April 9, 2012 by markstani
To date, I’ve completed twelve-and-a-third of the fifteen books longlisted for this year’s Independent Foreign Fiction Prize, and it’s fair to say they have, for a large part, presented a bleak and gruelling read.
Two have considered the Holocaust (and a third, Umberto Eco’s The Prague Cemetery, the evils of anti-Semitism); two more have presented very different chronicles of the AIDS epidemic; love, loss, injustice and general brutality have marked out others.
It’s quite a contrast to 2011’s South America-dominated Prize, which proved emphatically that literary contenders could still be sexy: think the carnivalesque heat of Santiago Roncagliolo’s worthy winner, ‘Red April’; Shuichi Yoshida’s riveting paen to post-modern Japan, ‘Villain’; even Michal Witkowski’s riotous ‘Lovetown’.
Sexiness, of course, is not to be confused with sex, but since I’ve cunningly strayed onto the subject, it should be noted that for this year’s contenders, celibacy would have been an all-round better option.
There’s plenty of sex in ‘Parallel Stories’, but then, at one thousand, one hundred and thirty-three pages, there’s plenty of just about everything, and the sex is for a large part squelchy and sexless. There’s irresponsible, kamikaze sex in Hate: A Romance, which is in no way as good as it sounds. There’s underage sex in Blooms Of Darkness, and awful, brutal, repulsive sex in both The Emperor Of Lies and Seven Houses In France. There’s sad, hopeless sex in Dream Of Ding Village, and no hope of sex in either ‘The Prague Cemetery’, whose narrator is repulsed by the idea; in Alice, where everyone seems to die before they get the chance; or in From The Mouth Of The Whale, whose main character is hampered by being marooned alone on an Icelandic rock (although there is, as is pointed out in the comments below, a bizarre scene where a giant has sex with his own shadow).
Furthermore – and thanks to Gary at The Parrish Lantern for pointing this out! – there is Bad Sex Award Sex in Haruki Marukami’s ‘1Q84’, for this, er, part in particular:
A freshly made ear and a freshly made vagina look very much alike, Tengo thought. Both appeared to be turned outward, trying to listen closely to something – something like a distant bell.

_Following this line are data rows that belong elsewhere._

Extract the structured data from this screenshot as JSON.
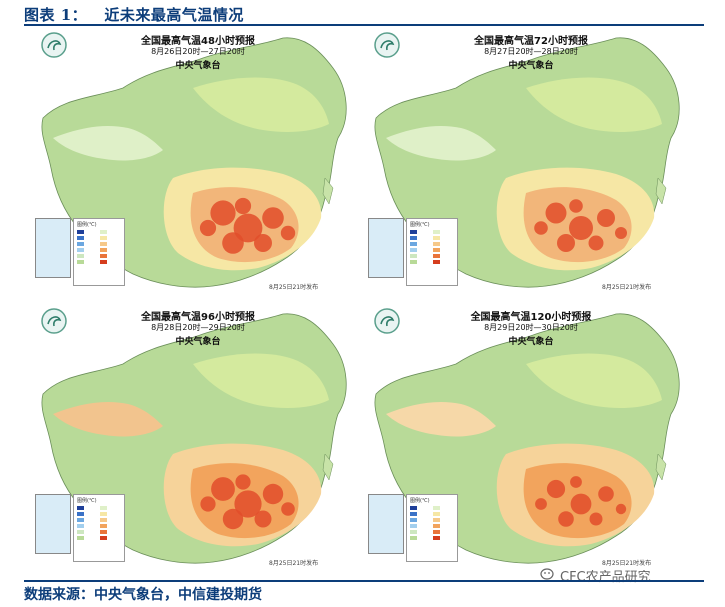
{
  "figure": {
    "title": "图表 1：   近未来最高气温情况",
    "source": "数据来源：中央气象台，中信建投期货",
    "watermark": "CFC农产品研究"
  },
  "colors": {
    "header_blue": "#0c3d7a",
    "cool_green": "#a9d08e",
    "warm_yellow": "#f6e7a5",
    "hot_orange": "#f2a45d",
    "very_hot_red": "#e24e2a",
    "sea_blue": "#bfe3f4"
  },
  "panels": [
    {
      "title": "全国最高气温48小时预报",
      "period": "8月26日20时—27日20时",
      "agency": "中央气象台",
      "issued": "8月25日21时发布",
      "legend_title": "图例(℃)",
      "heat_level": 0.9
    },
    {
      "title": "全国最高气温72小时预报",
      "period": "8月27日20时—28日20时",
      "agency": "中央气象台",
      "issued": "8月25日21时发布",
      "legend_title": "图例(℃)",
      "heat_level": 0.75
    },
    {
      "title": "全国最高气温96小时预报",
      "period": "8月28日20时—29日20时",
      "agency": "中央气象台",
      "issued": "8月25日21时发布",
      "legend_title": "图例(℃)",
      "heat_level": 0.85
    },
    {
      "title": "全国最高气温120小时预报",
      "period": "8月29日20时—30日20时",
      "agency": "中央气象台",
      "issued": "8月25日21时发布",
      "legend_title": "图例(℃)",
      "heat_level": 0.65
    }
  ]
}
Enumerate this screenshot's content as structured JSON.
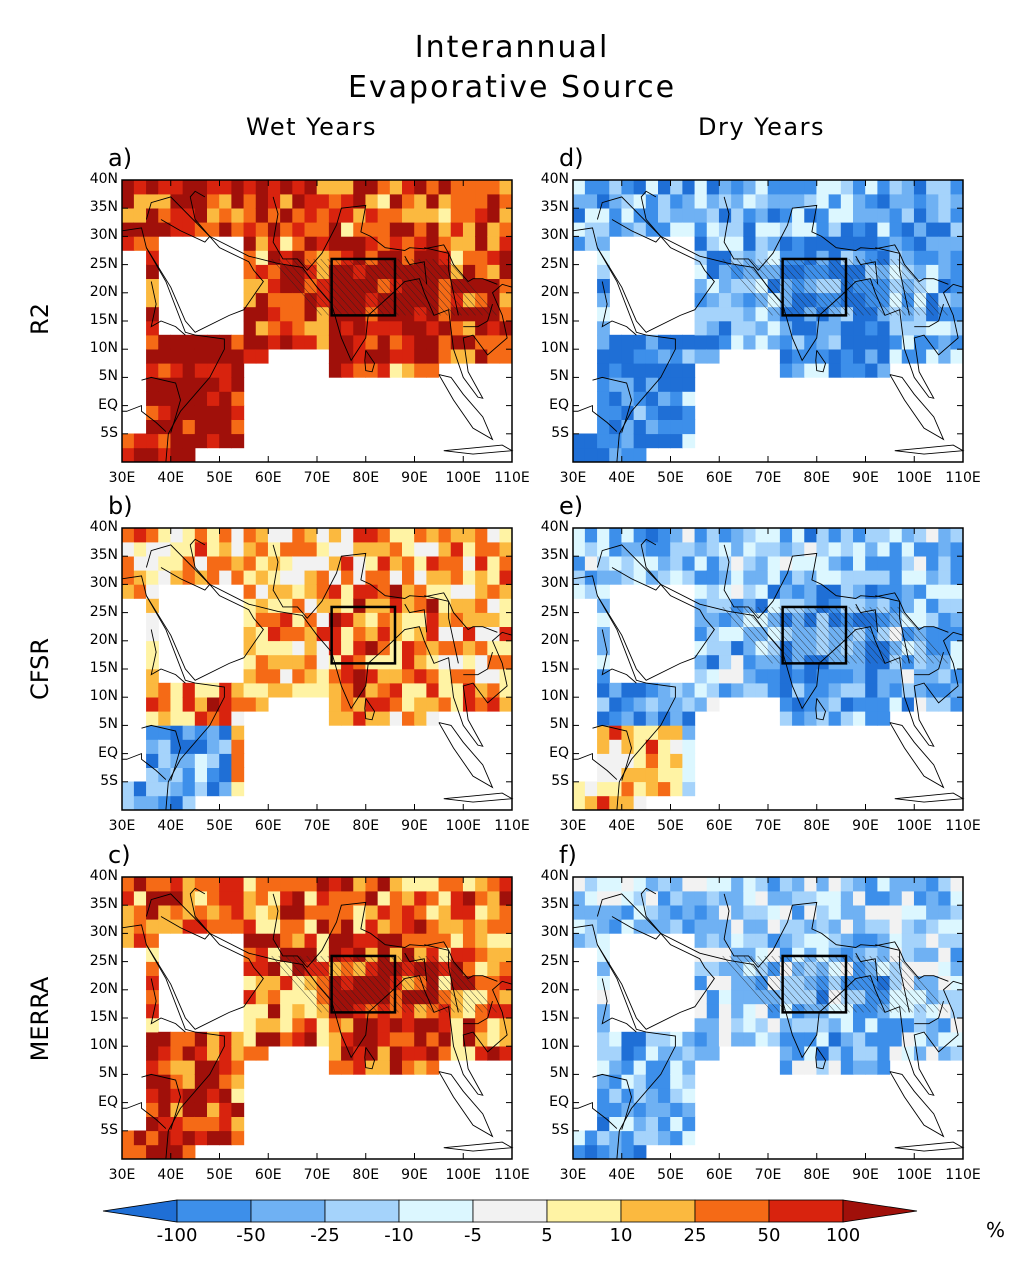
{
  "title": {
    "line1": "Interannual",
    "line2": "Evaporative Source"
  },
  "columns": [
    "Wet Years",
    "Dry Years"
  ],
  "rows": [
    "R2",
    "CFSR",
    "MERRA"
  ],
  "panels": [
    {
      "label": "a)",
      "dataset": "R2",
      "period": "Wet Years",
      "tone": 1.0,
      "box_anomaly": "strong-positive"
    },
    {
      "label": "d)",
      "dataset": "R2",
      "period": "Dry Years",
      "tone": -0.8,
      "box_anomaly": "negative"
    },
    {
      "label": "b)",
      "dataset": "CFSR",
      "period": "Wet Years",
      "tone": 0.5,
      "box_anomaly": "weak"
    },
    {
      "label": "e)",
      "dataset": "CFSR",
      "period": "Dry Years",
      "tone": -0.7,
      "box_anomaly": "negative"
    },
    {
      "label": "c)",
      "dataset": "MERRA",
      "period": "Wet Years",
      "tone": 0.8,
      "box_anomaly": "strong-positive"
    },
    {
      "label": "f)",
      "dataset": "MERRA",
      "period": "Dry Years",
      "tone": -0.5,
      "box_anomaly": "weak-negative"
    }
  ],
  "axes": {
    "lat_ticks": [
      "40N",
      "35N",
      "30N",
      "25N",
      "20N",
      "15N",
      "10N",
      "5N",
      "EQ",
      "5S"
    ],
    "lon_ticks": [
      "30E",
      "40E",
      "50E",
      "60E",
      "70E",
      "80E",
      "90E",
      "100E",
      "110E"
    ],
    "lon_range": [
      30,
      110
    ],
    "lat_range": [
      -10,
      40
    ]
  },
  "region_box": {
    "lon": [
      73,
      86
    ],
    "lat": [
      16,
      26
    ]
  },
  "colorbar": {
    "labels": [
      "-100",
      "-50",
      "-25",
      "-10",
      "-5",
      "5",
      "10",
      "25",
      "50",
      "100"
    ],
    "unit": "%",
    "colors": [
      "#1f6fd6",
      "#3d8fea",
      "#6fb1f3",
      "#a5d3fb",
      "#dcf7ff",
      "#f2f2f2",
      "#fff3a4",
      "#fbb93f",
      "#f56a16",
      "#d8230e",
      "#a0100a"
    ]
  }
}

Far be it from me to suggest that good, healthy, rampant, sexy sex is a pre-requisite of a Prize-winning novel. I am neither advocating nor expecting a heap of Black Lace titles to crop up on this year’s Booker longlist (though it would be worth it purely for the looks on the purists’ faces). It’s just, in my view, one example of why I believe this year’s IFFP longlist has, for all its undoubted literary might, and for its bravery in tackling important and harrowing issues, lacked a little of its usual libido.